Relationship Between Health and Armor Damage
This section is really confusing and I suggest it should be removed, especially as the results seem to be only tentative Spike 09:35, 20 September 2012 (EDT)
For situations where Penetrating Damage is less than the current Armor level, Health and Armor Damage have a very simple relationship to each other:
Health Damage = 10 * Armor Damage, minus 1 to 10 Or the other way around: Armor Damage = INT( Health Damage / 10 ) + 1 In table form: Armor Health Damage Damage Min Max 0 0 0 1 1 9 2 10 19 3 20 29 4 30 39 5 40 49 6 50 59 7 60 69 8 70 79 9 80 89 etc.
Of course, this assumes armor is not zeroed out by the hit. Also note that you will always have armor damage if you have health damage and vice-versa, if there was damage penetration. Stated another way, you will never have armor damage if you don't have health damage (i.e., when there is insufficient damage to breach the armor).
You will see this health/armor relationship if you watch damage from individual hits. However, the relationship is muddied if you only look at a unit after a number of hits (or, of course, if armor is broken through). The most extreme example would be if a unit were hit with e.g. five hits of 1 penetrating damage point each. The unit would have 5 health damage and 5 armor damage, which would appear contrary to the above table.
This relationship has been been tested for a wide variety of explosions and some light weapons vs. Mutons, and some hits on soldiers. It has not otherwise been widely tested, but is presumed true unless/until found otherwise.
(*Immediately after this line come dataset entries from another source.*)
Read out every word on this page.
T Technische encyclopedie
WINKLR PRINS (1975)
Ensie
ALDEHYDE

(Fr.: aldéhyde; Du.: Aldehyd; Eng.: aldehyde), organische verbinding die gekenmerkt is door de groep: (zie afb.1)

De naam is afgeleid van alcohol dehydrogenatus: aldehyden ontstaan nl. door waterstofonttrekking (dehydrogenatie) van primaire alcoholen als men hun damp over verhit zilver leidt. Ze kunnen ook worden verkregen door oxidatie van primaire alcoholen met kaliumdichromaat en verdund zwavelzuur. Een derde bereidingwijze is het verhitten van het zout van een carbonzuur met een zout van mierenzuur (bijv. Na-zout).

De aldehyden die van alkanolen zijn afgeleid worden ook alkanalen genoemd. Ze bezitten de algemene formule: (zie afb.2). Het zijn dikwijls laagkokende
As stated, the above is for damage that penetrates. It is possible for hits (guns or explosions) to do zero damage. This happens on the rare occasion that a weapon damage roll is actually zero, or, much more commonly, when armor has blocked all the damage. You still get an experience point toward Firing Accuracy if damage fails to penetrate. You only have to hit the target(s) to get Firing experience; there doesn't have to be damage.